Arab media sources reported Sunday two armored vehicles and an undetermined number of forces were deployed in the streets around the embassy, located in Amman. According to the reports, extensive Jordanian security forces were placed around the A-Rabiyeh neighborhood.
There has been no comment from Israel's Foreign Ministry.
Earlier Sunday, Prime Minister Binyamin Netanyahu said in remarks at the start of the weekly Cabinet meeting that the weekend had been "difficult, very challenging."
After thanking the foreign and defense ministers as well as the heads of the Israel Security Agency (Shin Bet) and the Mossad, the IDF chief of staff and other security personnel, Netanyahu said, "I think that with very accelerated work we succeeded in preventing a very near disaster. The rioters broke into the embassy building, entered the embassy area itself, and were only one door away from our people, who were besieged in there."

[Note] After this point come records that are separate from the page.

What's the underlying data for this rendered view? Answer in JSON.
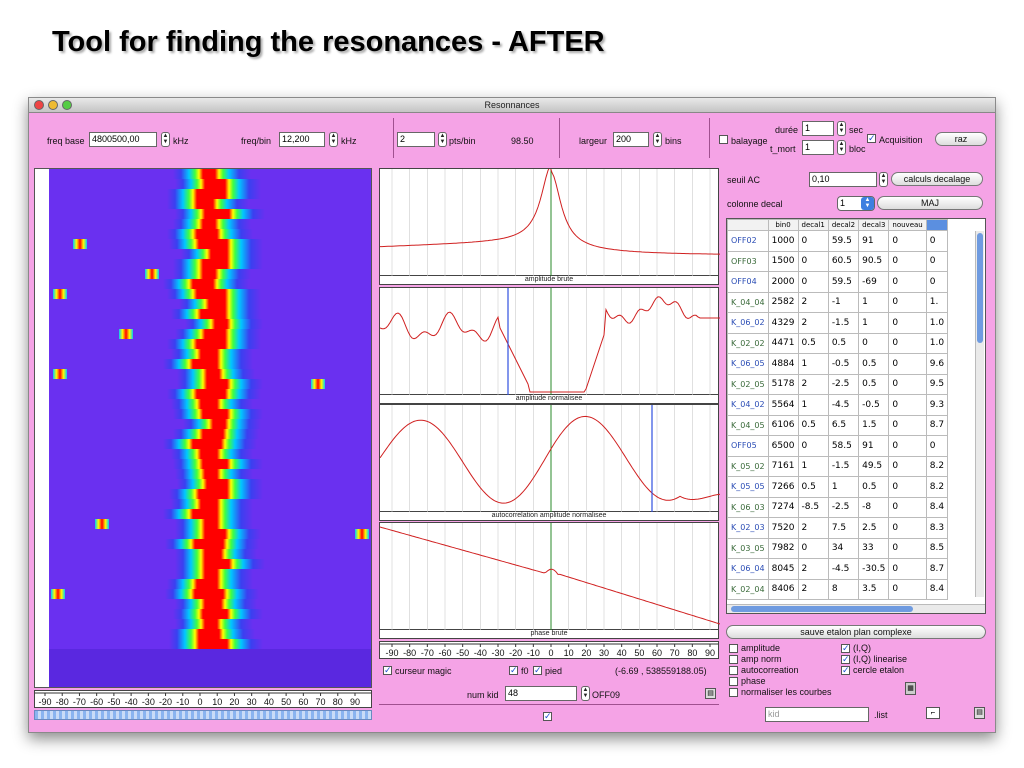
{
  "slide_title": "Tool for finding the resonances - AFTER",
  "window": {
    "title": "Resonnances"
  },
  "toolbar": {
    "freq_base_label": "freq base",
    "freq_base_value": "4800500,00",
    "freq_base_unit": "kHz",
    "freq_bin_label": "freq/bin",
    "freq_bin_value": "12,200",
    "freq_bin_unit": "kHz",
    "pts_value": "2",
    "pts_label": "pts/bin",
    "pts_readout": "98.50",
    "largeur_label": "largeur",
    "largeur_value": "200",
    "bins_label": "bins",
    "balayage_label": "balayage",
    "duree_label": "durée",
    "duree_value": "1",
    "sec_label": "sec",
    "tmort_label": "t_mort",
    "tmort_value": "1",
    "bloc_label": "bloc",
    "acquisition_label": "Acquisition",
    "raz_label": "raz"
  },
  "graphs": [
    {
      "caption": "amplitude brute"
    },
    {
      "caption": "amplitude normalisee"
    },
    {
      "caption": "autocorrelation amplitude normalisee"
    },
    {
      "caption": "phase brute"
    }
  ],
  "axis_ticks": [
    "-90",
    "-80",
    "-70",
    "-60",
    "-50",
    "-40",
    "-30",
    "-20",
    "-10",
    "0",
    "10",
    "20",
    "30",
    "40",
    "50",
    "60",
    "70",
    "80",
    "90"
  ],
  "controls": {
    "curseur_magic": "curseur magic",
    "f0": "f0",
    "pied": "pied",
    "coords": "(-6.69 , 538559188.05)",
    "num_kid_label": "num kid",
    "num_kid_value": "48",
    "off_label": "OFF09"
  },
  "right": {
    "seuil_label": "seuil AC",
    "seuil_value": "0,10",
    "calculs_label": "calculs decalage",
    "colonne_label": "colonne decal",
    "colonne_value": "1",
    "maj_label": "MAJ",
    "sauve_label": "sauve etalon plan complexe",
    "options_left": [
      "amplitude",
      "amp norm",
      "autocorreation",
      "phase",
      "normaliser les courbes"
    ],
    "options_right": [
      "(I,Q)",
      "(I,Q) linearise",
      "cercle etalon"
    ],
    "kid_placeholder": "kid",
    "list_label": ".list"
  },
  "table": {
    "headers": [
      "",
      "bin0",
      "decal1",
      "decal2",
      "decal3",
      "nouveau",
      ""
    ],
    "rows": [
      [
        "OFF02",
        "1000",
        "0",
        "59.5",
        "91",
        "0",
        "0"
      ],
      [
        "OFF03",
        "1500",
        "0",
        "60.5",
        "90.5",
        "0",
        "0"
      ],
      [
        "OFF04",
        "2000",
        "0",
        "59.5",
        "-69",
        "0",
        "0"
      ],
      [
        "K_04_04",
        "2582",
        "2",
        "-1",
        "1",
        "0",
        "1."
      ],
      [
        "K_06_02",
        "4329",
        "2",
        "-1.5",
        "1",
        "0",
        "1.0"
      ],
      [
        "K_02_02",
        "4471",
        "0.5",
        "0.5",
        "0",
        "0",
        "1.0"
      ],
      [
        "K_06_05",
        "4884",
        "1",
        "-0.5",
        "0.5",
        "0",
        "9.6"
      ],
      [
        "K_02_05",
        "5178",
        "2",
        "-2.5",
        "0.5",
        "0",
        "9.5"
      ],
      [
        "K_04_02",
        "5564",
        "1",
        "-4.5",
        "-0.5",
        "0",
        "9.3"
      ],
      [
        "K_04_05",
        "6106",
        "0.5",
        "6.5",
        "1.5",
        "0",
        "8.7"
      ],
      [
        "OFF05",
        "6500",
        "0",
        "58.5",
        "91",
        "0",
        "0"
      ],
      [
        "K_05_02",
        "7161",
        "1",
        "-1.5",
        "49.5",
        "0",
        "8.2"
      ],
      [
        "K_05_05",
        "7266",
        "0.5",
        "1",
        "0.5",
        "0",
        "8.2"
      ],
      [
        "K_06_03",
        "7274",
        "-8.5",
        "-2.5",
        "-8",
        "0",
        "8.4"
      ],
      [
        "K_02_03",
        "7520",
        "2",
        "7.5",
        "2.5",
        "0",
        "8.3"
      ],
      [
        "K_03_05",
        "7982",
        "0",
        "34",
        "33",
        "0",
        "8.5"
      ],
      [
        "K_06_04",
        "8045",
        "2",
        "-4.5",
        "-30.5",
        "0",
        "8.7"
      ],
      [
        "K_02_04",
        "8406",
        "2",
        "8",
        "3.5",
        "0",
        "8.4"
      ]
    ]
  }
}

Egyptian commandos extricated six Israeli guards in a special operation after intense "encouragement" from U.S. President Barack Obama, "who became involved at a critical time in order to use America's influence on the issue," Netanyahu noted.
"I think that it was clear that this was the realization of the basic norm of every government to protect foreign embassies," he added. "Those who tore up the flags apparently shrink at nothing and they are not so much interested in the fine details, they deny the peace. They deny the state... There are also other voices, that want to continue advancing the peace," however, he observed.
Jordan was the second Arab nation to sign a peace treaty with Israel, in 1994, following Egypt's example after it led the way in March 1979.